Ramazan ayında çorbanın hem iftarda hem de sahurda tok kalmanın önemli sırlarından biri olduğunu hep tekrarladım. Çünkü iftar insanları aynı sofrada buluştururken, kültürümüzün ana yemeği olan çorba da doğudan batıya en mütevazi sofralardan en donanımlı sofralara menülerin vazgeçilmezi oluyor.
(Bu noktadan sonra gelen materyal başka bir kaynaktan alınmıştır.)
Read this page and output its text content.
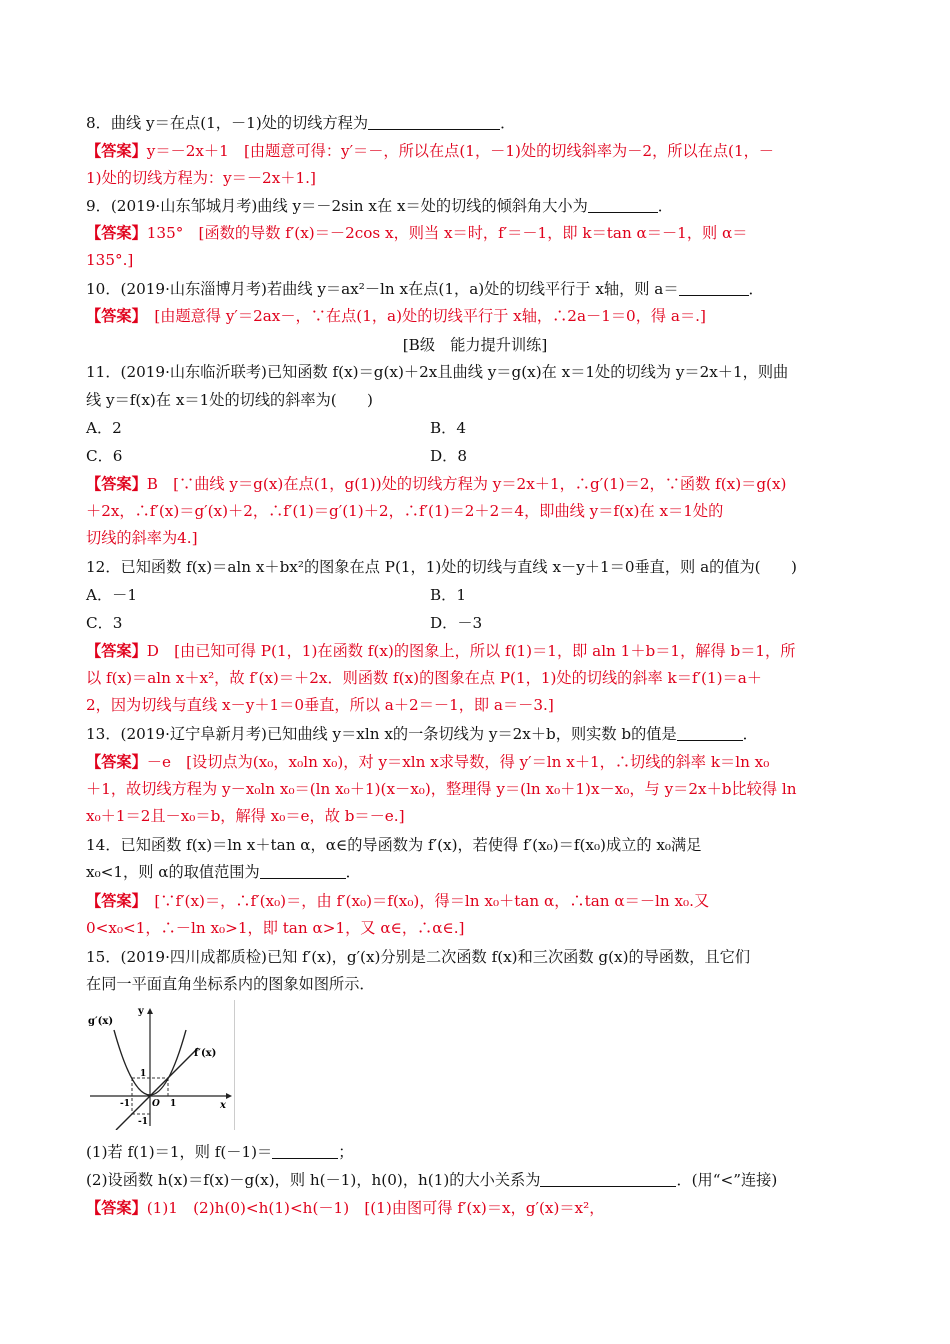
8．曲线 y＝在点(1，－1)处的切线方程为	．
【答案】y＝－2x＋1　[由题意可得：y′＝－，所以在点(1，－1)处的切线斜率为－2，所以在点(1，－
1)处的切线方程为：y＝－2x＋1.]
9．(2019·山东邹城月考)曲线 y＝－2sin x在 x＝处的切线的倾斜角大小为	．
【答案】135°　[函数的导数 f′(x)＝－2cos x，则当 x＝时，f′＝－1，即 k＝tan α＝－1，则 α＝
135°.]
10．(2019·山东淄博月考)若曲线 y＝ax²－ln x在点(1，a)处的切线平行于 x轴，则 a＝	．
【答案】　[由题意得 y′＝2ax－，∵在点(1，a)处的切线平行于 x轴，∴2a－1＝0，得 a＝.]
[B级　能力提升训练]
11．(2019·山东临沂联考)已知函数 f(x)＝g(x)＋2x且曲线 y＝g(x)在 x＝1处的切线为 y＝2x＋1，则曲
线 y＝f(x)在 x＝1处的切线的斜率为(　　)
A．2	B．4
C．6	D．8
【答案】B　[∵曲线 y＝g(x)在点(1，g(1))处的切线方程为 y＝2x＋1，∴g′(1)＝2，∵函数 f(x)＝g(x)
＋2x，∴f′(x)＝g′(x)＋2，∴f′(1)＝g′(1)＋2，∴f′(1)＝2＋2＝4，即曲线 y＝f(x)在 x＝1处的
切线的斜率为4.]
12．已知函数 f(x)＝aln x＋bx²的图象在点 P(1，1)处的切线与直线 x－y＋1＝0垂直，则 a的值为(　　)
A．－1	B．1
C．3	D．－3
【答案】D　[由已知可得 P(1，1)在函数 f(x)的图象上，所以 f(1)＝1，即 aln 1＋b＝1，解得 b＝1，所
以 f(x)＝aln x＋x²，故 f′(x)＝＋2x．则函数 f(x)的图象在点 P(1，1)处的切线的斜率 k＝f′(1)＝a＋
2，因为切线与直线 x－y＋1＝0垂直，所以 a＋2＝－1，即 a＝－3.]
13．(2019·辽宁阜新月考)已知曲线 y＝xln x的一条切线为 y＝2x＋b，则实数 b的值是	．
【答案】－e　[设切点为(x₀，x₀ln x₀)，对 y＝xln x求导数，得 y′＝ln x＋1，∴切线的斜率 k＝ln x₀
＋1，故切线方程为 y－x₀ln x₀＝(ln x₀＋1)(x－x₀)，整理得 y＝(ln x₀＋1)x－x₀，与 y＝2x＋b比较得 ln
x₀＋1＝2且－x₀＝b，解得 x₀＝e，故 b＝－e.]
14．已知函数 f(x)＝ln x＋tan α，α∈的导函数为 f′(x)，若使得 f′(x₀)＝f(x₀)成立的 x₀满足
x₀<1，则 α的取值范围为	．
【答案】　[∵f′(x)＝，∴f′(x₀)＝，由 f′(x₀)＝f(x₀)，得＝ln x₀＋tan α，∴tan α＝－ln x₀.又
0<x₀<1，∴－ln x₀>1，即 tan α>1，又 α∈，∴α∈.]
15．(2019·四川成都质检)已知 f′(x)，g′(x)分别是二次函数 f(x)和三次函数 g(x)的导函数，且它们
在同一平面直角坐标系内的图象如图所示．
g′(x)
y
f′(x)
1
-1 O 1	x
-1
(1)若 f(1)＝1，则 f(－1)＝	；
(2)设函数 h(x)＝f(x)－g(x)，则 h(－1)，h(0)，h(1)的大小关系为	．(用“<”连接)
【答案】(1)1　(2)h(0)<h(1)<h(－1)　[(1)由图可得 f′(x)＝x，g′(x)＝x²，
Çorbalar, aynı zamanda, Ramazan’da besleyici besinleri bize sağlayarak vitamin ve mineral desteğinde yardımcı oluyor.
Vitamin deposu
Ramazan süresince çocuklarınız oruç tutmasa da erişkinlerde yaşanan sıvı kayıplarını yaşarlar. Size önerim; öğünlerinizde siz çorba içerken, çocuklarınızın da içmesine dikkat edin. Türkiye’de çocukların yüzde 15-20’si obez ve bu oran gün geçtikçe büyüyor. Obezite, diyabeti (seker hastalığı) beraberinde getiriyor. Diyabet zamanla damar tıkanıklıkları, kalp hastalıkları, iç organların etrafında yağlanma gibi rahatsızlıklara yol acıyor. Portekiz’de yapılan başka bir araştırmaya göre kız çocuklarında düzenli çorba içenlerin hiç çorba yemeyenlere göre kilo problemi yaşamadıkları ve kanlarında sodyum, potasyum, klor ve fosfor gibi yaşamsal elektrolitlerin dengesizleşmediğini bildirmiştir. Bin 675 çocuk üzerinde yapılan bu çalışmada, çorba tüketimi arttıkça, kız çocukların kilosu azalmıştır. Çorba açlığı bastırıp, tokluk hissi oluşmasına yardımcı olurken çocukların midelerinde şeker, patates kızartması gibi enerjisi yüksek-besleyici özelliği düşük yemeklere yer bırakmaz ve çocuklarınızı gelecekte birçok sağlık sorunundan kurtarır.